Some thoughts on the second conference on "Mathematical Shortcomings at the School/Employment Interface', held at the Shell Centre, Nottingham University, 8-10 July 1975, convened by the Institute of Mathematics and its Applications.

This conference (which Ishall refer to as "Interface II") was a follow-up to that held just one year earlier (July 1974). A very full report of the first conference (referred to as "Interface I") has been published by the I.M.A. (Ref. 1), and a personal account of its proceedings was included in Mathematics in School, Vol. 4 No. 1, (Ref.2).

The 1974 conference grew out of repeated criticisms of school mathematics by those in industry concerned about the standard of numeracy of their recruits.

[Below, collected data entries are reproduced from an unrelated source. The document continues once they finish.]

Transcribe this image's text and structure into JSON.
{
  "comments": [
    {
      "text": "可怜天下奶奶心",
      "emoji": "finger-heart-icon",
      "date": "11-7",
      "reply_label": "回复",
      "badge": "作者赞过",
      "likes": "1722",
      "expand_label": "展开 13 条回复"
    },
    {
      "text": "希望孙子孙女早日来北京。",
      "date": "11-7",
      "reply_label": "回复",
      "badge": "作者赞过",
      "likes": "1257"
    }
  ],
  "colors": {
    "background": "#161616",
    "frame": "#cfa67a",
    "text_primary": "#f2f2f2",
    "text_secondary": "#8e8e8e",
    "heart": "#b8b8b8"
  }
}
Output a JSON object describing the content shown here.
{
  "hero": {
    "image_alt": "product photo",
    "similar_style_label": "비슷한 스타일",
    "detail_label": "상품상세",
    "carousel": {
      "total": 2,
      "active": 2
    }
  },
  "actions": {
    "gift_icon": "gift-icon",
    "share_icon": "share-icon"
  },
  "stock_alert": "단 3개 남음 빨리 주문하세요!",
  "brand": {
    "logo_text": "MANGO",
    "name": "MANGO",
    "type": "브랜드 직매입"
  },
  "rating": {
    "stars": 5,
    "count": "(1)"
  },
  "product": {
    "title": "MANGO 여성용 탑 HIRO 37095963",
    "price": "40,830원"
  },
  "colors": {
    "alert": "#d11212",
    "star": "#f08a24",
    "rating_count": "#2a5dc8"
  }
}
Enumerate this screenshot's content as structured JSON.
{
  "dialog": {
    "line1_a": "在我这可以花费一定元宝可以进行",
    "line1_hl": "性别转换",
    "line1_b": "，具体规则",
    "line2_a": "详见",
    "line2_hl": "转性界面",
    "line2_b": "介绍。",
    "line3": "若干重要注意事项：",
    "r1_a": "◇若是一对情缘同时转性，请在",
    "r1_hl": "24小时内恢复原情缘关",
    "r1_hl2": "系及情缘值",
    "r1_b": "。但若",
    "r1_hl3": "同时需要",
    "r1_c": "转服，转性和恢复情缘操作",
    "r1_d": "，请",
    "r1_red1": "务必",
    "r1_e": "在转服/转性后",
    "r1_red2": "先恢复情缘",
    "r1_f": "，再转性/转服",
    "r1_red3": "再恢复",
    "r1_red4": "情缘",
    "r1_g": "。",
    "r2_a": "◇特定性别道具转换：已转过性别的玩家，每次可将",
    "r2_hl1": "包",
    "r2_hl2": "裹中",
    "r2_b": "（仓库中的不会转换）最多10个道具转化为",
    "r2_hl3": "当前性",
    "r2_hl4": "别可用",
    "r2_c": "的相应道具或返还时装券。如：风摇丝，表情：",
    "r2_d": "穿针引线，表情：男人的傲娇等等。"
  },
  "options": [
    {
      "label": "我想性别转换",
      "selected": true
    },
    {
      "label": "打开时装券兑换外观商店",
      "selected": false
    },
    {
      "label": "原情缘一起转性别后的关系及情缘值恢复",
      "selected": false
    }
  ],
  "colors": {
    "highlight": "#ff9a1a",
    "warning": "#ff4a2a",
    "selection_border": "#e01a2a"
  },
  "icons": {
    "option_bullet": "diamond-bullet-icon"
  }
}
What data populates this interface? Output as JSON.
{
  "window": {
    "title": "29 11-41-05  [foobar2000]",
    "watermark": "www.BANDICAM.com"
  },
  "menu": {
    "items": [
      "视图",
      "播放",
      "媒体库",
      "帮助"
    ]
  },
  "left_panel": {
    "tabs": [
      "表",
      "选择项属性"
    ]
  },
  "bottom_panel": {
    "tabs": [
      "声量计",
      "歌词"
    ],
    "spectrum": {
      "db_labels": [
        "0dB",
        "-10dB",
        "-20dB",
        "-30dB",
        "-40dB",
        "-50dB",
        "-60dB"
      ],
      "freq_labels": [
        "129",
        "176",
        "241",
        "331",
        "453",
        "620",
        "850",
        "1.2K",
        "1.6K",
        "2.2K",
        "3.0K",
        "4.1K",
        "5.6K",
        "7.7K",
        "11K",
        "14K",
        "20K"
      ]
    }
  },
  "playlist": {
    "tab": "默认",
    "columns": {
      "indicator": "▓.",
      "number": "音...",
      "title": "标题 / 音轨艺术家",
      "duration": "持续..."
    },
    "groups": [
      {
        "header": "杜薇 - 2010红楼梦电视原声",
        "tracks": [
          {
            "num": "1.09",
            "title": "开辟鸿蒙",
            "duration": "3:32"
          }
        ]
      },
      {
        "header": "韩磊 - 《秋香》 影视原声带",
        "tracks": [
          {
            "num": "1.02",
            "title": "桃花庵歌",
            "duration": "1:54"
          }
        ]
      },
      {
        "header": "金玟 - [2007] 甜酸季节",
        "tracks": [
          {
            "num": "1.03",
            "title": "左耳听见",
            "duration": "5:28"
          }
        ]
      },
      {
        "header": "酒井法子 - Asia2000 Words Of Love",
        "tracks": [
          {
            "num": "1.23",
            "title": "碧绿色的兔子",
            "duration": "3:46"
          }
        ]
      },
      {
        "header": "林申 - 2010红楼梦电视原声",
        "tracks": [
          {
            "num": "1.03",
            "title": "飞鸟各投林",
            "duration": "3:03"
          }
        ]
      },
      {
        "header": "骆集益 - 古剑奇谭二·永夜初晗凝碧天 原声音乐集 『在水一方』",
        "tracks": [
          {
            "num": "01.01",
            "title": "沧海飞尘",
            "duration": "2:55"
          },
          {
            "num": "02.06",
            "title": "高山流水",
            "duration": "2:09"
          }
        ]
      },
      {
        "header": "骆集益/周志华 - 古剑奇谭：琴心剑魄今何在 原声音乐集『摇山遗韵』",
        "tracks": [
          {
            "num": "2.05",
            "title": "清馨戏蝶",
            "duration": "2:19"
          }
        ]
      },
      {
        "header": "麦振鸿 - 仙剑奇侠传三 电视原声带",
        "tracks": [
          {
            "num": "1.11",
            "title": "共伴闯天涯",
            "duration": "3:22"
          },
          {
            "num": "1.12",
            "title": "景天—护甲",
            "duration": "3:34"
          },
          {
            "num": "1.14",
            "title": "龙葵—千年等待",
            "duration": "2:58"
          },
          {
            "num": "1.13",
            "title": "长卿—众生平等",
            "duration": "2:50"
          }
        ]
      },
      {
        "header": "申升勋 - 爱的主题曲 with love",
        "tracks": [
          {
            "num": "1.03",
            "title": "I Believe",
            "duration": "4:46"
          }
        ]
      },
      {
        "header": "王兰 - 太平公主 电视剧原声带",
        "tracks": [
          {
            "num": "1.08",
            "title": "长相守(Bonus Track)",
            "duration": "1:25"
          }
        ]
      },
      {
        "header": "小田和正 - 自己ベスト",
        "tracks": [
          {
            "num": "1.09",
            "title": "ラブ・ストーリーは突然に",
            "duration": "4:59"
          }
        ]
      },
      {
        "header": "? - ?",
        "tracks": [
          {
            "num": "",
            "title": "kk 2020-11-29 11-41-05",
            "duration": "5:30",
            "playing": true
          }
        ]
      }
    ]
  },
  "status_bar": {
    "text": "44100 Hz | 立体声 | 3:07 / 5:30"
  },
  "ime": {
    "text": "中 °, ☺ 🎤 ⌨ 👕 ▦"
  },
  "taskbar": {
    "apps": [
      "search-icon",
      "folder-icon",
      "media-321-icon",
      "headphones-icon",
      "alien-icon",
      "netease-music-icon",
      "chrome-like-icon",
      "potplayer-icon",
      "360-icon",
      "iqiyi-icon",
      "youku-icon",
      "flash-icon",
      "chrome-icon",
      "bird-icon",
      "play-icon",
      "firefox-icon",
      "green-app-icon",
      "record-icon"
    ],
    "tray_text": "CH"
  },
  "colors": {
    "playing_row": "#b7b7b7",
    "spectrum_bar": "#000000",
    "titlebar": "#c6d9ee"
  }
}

Interface II cannot be properly appreciated without some reference to Interface I and so I make no apology for spending some time in commenting on the earlier conference. I believe that Interface I came as something of a shock to many, like myself, concerned with secondary mathematics. The industrial representatives (mainly from the Engineering Industry) made out a good case for more serious consideration of the arithmetical skills of those pupils, probably stufdying for CSE in mathematics, who are to become Engineering trainees-and many thousands of them are, too! (23,000 in 1974). And this was not to imply that many other areas of employment do not require basic mathematical skills (e.g. nursing), but they were not well represented at that conference. "Modern mathematics", both content and method, was blamed by those from industry for a recent fall in the standard of their en-

trants. There followed a disturbing but perhaps necessary verbal battle between the "industrialists" and the "school teachers". Professor J. V. Armitage performed a small miracle in controlling the debates and extract- ing a measure of agreement, and indeed a Core Syllabus was agreed upon (Ref. 3).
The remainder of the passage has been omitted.